Hacker News new | ask | show | jobs
by sophia01 308 days ago
They're not open sourcing it though?
2 comments

It's a bit difficult at the moment, given we have a lot of proprietary data at the moment and a lot of the logic follows it. I'm hoping we can get it to a state where it can be indexed and serving OSM data but that is going to take some time.

That being said, we are currently working on getting our Google S2 Rust bindings open-sourced. This is a geo-hashing library that makes it very easy to write a reverse geocoder, even from a point-in-polygon or polygon-intersection perspective.
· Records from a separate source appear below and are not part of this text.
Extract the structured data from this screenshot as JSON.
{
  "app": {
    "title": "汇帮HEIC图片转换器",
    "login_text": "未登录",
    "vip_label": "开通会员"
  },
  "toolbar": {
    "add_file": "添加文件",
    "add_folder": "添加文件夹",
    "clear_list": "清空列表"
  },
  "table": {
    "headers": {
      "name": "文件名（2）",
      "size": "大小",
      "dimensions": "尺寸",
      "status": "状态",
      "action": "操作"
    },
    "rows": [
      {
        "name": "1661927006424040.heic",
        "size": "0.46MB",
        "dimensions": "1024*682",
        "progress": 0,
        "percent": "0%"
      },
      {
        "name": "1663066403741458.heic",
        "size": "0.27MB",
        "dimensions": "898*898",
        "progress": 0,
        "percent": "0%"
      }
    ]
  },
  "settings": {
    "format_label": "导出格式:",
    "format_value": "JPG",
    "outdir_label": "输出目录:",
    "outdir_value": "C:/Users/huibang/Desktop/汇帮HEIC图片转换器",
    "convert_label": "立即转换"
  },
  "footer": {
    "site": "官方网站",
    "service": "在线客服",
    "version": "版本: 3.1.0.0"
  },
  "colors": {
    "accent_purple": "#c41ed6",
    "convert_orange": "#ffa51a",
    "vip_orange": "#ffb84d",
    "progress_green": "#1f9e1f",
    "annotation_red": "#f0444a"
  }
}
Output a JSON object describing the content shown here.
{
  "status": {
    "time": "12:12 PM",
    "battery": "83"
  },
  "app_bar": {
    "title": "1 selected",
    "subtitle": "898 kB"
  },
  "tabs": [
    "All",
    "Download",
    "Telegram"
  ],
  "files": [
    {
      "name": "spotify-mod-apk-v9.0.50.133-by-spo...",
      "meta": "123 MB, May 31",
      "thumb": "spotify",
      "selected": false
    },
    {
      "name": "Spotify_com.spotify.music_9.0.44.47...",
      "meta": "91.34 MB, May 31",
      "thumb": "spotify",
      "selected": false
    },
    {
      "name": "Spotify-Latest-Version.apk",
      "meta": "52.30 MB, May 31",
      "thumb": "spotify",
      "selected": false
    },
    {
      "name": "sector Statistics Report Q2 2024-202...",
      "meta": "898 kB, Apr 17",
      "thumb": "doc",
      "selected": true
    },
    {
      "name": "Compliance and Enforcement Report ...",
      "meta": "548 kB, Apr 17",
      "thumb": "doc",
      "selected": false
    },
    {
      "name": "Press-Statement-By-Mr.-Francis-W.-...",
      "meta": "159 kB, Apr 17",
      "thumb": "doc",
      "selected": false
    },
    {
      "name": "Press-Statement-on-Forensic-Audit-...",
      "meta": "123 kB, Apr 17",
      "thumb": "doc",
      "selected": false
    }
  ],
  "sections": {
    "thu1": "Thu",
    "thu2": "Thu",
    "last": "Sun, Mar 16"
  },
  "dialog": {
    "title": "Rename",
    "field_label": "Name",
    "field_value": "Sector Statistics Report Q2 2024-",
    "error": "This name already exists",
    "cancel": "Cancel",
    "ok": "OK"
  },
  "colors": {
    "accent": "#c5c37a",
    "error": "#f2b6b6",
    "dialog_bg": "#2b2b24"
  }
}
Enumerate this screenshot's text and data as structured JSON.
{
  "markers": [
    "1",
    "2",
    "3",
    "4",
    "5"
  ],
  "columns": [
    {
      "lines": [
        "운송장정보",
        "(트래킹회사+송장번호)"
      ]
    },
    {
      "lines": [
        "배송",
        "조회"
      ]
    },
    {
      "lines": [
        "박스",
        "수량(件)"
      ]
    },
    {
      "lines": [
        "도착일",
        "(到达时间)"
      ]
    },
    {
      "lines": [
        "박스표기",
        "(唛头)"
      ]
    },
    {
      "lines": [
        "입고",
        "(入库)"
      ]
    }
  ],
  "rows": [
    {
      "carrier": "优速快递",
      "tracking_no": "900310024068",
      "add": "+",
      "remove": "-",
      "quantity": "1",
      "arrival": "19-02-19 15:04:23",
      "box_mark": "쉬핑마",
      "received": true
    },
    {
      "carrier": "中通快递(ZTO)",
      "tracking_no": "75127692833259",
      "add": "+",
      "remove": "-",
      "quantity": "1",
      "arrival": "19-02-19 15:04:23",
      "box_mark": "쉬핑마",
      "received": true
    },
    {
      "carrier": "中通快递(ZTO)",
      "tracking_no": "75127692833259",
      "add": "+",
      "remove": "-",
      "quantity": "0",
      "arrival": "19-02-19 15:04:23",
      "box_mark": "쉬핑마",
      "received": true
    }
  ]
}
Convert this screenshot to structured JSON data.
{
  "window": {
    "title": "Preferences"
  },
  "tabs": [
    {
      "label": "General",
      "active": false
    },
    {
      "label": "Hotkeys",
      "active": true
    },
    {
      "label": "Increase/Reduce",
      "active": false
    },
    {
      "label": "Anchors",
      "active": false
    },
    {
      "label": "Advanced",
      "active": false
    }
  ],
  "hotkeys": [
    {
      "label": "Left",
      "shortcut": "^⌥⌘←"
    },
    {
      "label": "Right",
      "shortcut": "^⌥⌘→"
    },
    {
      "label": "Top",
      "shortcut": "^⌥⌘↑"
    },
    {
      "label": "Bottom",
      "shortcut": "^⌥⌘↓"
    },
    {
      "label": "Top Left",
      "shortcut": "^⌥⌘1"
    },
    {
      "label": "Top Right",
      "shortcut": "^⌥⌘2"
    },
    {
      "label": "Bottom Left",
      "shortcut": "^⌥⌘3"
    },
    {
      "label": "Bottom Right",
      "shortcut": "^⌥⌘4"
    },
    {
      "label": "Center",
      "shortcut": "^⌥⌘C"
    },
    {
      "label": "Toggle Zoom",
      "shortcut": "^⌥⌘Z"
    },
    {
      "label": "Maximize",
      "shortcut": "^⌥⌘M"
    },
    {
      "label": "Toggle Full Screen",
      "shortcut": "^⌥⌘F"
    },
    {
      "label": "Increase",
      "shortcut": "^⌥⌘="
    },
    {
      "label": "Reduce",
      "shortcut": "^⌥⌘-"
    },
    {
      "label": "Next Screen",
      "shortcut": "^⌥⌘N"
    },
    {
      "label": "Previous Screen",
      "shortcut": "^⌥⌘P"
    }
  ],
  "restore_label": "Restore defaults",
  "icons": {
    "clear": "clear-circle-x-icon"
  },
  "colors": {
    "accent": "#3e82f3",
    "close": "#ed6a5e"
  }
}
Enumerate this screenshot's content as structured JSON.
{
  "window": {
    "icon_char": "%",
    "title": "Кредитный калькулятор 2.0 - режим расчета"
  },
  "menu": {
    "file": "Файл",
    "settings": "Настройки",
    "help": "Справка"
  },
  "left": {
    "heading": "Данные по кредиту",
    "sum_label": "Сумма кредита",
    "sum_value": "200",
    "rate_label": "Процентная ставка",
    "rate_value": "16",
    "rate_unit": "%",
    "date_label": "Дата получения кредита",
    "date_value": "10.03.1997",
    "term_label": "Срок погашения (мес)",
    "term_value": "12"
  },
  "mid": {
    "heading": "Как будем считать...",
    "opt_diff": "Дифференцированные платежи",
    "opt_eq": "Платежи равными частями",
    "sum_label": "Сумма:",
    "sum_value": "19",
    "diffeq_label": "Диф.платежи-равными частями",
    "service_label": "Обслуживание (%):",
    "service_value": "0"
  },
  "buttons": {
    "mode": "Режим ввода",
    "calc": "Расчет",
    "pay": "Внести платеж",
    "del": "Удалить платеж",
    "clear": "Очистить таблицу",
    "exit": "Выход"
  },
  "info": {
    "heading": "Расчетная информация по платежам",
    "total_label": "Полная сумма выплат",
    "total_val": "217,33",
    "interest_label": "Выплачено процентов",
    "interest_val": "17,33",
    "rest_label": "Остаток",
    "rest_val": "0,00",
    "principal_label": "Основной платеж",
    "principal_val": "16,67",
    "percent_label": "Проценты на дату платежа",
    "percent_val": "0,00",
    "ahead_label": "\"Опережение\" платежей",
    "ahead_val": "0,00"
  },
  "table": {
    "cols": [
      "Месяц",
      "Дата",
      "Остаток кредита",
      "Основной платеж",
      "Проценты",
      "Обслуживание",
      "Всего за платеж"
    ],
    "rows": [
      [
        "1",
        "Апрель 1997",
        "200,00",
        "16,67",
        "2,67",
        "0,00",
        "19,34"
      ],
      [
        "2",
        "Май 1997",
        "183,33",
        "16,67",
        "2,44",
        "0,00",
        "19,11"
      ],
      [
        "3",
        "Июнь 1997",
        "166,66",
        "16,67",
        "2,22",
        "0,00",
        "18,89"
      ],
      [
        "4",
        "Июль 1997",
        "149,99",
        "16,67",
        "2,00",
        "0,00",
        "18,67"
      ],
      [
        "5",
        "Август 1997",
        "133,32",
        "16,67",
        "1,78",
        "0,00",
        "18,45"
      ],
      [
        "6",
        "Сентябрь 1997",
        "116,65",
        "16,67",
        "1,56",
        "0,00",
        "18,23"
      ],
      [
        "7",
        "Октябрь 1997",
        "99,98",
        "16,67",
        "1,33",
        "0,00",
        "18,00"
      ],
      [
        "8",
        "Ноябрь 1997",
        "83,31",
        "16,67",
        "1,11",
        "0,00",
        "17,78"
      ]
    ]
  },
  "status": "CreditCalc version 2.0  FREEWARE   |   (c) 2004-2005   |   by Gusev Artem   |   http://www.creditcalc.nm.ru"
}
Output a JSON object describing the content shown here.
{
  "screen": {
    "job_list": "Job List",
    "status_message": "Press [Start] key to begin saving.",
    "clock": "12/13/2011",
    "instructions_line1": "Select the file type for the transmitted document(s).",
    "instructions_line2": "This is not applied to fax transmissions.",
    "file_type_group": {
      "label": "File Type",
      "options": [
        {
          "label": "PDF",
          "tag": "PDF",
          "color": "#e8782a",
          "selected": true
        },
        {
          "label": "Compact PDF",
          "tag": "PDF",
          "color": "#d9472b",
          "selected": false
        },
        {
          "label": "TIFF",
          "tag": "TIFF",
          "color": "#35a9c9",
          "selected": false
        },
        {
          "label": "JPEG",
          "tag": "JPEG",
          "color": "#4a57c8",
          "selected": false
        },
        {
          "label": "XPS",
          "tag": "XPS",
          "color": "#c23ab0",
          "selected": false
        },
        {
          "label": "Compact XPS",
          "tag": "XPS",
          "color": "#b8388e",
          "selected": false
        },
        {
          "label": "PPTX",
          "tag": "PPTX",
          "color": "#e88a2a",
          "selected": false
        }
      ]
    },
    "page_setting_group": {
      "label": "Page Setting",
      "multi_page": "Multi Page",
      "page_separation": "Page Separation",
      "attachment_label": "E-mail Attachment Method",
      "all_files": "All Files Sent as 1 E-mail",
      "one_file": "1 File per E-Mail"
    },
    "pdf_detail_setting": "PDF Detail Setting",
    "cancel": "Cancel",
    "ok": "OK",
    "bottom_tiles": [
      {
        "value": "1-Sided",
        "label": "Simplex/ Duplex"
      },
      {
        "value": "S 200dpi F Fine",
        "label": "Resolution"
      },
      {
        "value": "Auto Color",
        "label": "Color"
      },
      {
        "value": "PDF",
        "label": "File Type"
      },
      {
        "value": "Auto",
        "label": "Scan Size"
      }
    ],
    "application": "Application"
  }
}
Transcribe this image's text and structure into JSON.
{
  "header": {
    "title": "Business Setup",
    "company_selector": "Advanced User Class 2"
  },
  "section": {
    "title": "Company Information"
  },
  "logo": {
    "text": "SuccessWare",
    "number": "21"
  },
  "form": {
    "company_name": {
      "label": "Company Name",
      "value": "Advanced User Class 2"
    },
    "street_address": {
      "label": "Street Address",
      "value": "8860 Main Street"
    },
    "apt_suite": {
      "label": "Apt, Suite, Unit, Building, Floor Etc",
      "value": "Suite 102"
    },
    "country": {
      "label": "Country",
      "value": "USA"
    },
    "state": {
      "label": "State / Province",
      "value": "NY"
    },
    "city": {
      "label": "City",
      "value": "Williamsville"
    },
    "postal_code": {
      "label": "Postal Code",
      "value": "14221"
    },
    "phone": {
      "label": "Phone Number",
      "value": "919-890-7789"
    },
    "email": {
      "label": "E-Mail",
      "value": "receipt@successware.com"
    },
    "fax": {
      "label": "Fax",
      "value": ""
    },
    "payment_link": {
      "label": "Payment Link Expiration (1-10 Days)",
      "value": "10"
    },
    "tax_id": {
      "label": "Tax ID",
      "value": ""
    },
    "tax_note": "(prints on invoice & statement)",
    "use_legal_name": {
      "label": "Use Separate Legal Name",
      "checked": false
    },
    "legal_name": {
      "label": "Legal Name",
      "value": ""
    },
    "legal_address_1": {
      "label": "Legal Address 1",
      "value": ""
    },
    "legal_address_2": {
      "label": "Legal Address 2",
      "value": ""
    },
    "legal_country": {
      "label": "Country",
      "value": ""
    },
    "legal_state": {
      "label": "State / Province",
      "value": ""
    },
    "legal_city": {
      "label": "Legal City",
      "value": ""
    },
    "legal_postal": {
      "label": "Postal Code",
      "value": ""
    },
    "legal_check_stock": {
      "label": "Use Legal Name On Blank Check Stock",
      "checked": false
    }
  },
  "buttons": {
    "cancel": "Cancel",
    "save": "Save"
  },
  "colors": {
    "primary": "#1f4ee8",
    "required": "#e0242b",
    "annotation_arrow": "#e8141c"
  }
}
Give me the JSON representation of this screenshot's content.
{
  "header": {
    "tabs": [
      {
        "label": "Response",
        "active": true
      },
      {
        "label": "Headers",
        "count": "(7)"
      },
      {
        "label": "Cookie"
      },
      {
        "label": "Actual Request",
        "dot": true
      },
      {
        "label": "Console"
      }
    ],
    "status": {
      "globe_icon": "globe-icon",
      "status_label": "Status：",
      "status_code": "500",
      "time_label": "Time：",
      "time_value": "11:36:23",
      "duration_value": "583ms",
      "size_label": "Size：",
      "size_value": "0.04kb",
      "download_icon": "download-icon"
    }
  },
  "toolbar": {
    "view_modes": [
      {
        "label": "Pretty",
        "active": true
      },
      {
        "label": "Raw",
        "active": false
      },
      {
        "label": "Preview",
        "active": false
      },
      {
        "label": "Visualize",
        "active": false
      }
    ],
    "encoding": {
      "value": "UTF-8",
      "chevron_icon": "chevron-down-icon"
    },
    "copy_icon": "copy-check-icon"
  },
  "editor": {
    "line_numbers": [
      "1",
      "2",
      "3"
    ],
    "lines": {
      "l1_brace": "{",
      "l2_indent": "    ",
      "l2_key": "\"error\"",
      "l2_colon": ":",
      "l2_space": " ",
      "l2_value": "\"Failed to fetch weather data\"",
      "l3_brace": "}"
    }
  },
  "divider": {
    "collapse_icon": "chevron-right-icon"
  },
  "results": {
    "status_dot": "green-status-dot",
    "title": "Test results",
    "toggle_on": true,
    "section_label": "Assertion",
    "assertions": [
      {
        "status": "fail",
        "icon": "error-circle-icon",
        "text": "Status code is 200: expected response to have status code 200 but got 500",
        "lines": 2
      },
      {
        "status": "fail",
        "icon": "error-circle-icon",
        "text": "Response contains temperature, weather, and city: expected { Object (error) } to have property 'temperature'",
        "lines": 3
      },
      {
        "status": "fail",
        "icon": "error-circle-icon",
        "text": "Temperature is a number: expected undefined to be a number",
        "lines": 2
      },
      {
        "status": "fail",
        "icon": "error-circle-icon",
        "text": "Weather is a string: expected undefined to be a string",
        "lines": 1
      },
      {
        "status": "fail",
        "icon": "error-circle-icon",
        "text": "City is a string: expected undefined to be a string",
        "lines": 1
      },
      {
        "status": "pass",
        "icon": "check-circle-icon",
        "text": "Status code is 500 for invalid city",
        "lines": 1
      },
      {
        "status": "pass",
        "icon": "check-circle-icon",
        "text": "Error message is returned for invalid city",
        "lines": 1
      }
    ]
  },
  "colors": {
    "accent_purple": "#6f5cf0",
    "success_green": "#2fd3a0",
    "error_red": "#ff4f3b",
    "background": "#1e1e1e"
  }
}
Could you write a photon replacement if you had that? I would love to spend less per month running photon for my project.
Doesn't sound like it, but it's a nice writeup of the tools they stitched together. For someone to copy and open source... hopefully :)
There are a few piece of this that rely on proprietary data, especially the FastText training step, so that's a dead-end unfortunately (would love to be proven wrong). I'd consider subbing in a small bert model with a classifier head for something FOSS without access to tons of user data, but then you lose the ability to serve high qps.
I guess not having that would only breaking forward geocoding from an address?
My guess is that they're using FastText for semantic search, so it's more likely to break queries like "coffee near me" than address search, the latter likely being handled by tantivy. For context, I've also written a geocoder [0] based on tantivy. :)

[0] https://github.com/ellenhp/airmail

Wow Airmail looks awesome. Have you ever benchmarked it on latency? I'm working on geocoding solutions for AI agents so quick tool calls is really important.
Tempted, specially for switching H3 instead of S2… I prototyped a similar solution a couple of weeks ago, so I could probably do a second pass
What's wrong with S2? H3 is so much more complex for very little gain from what I can tell.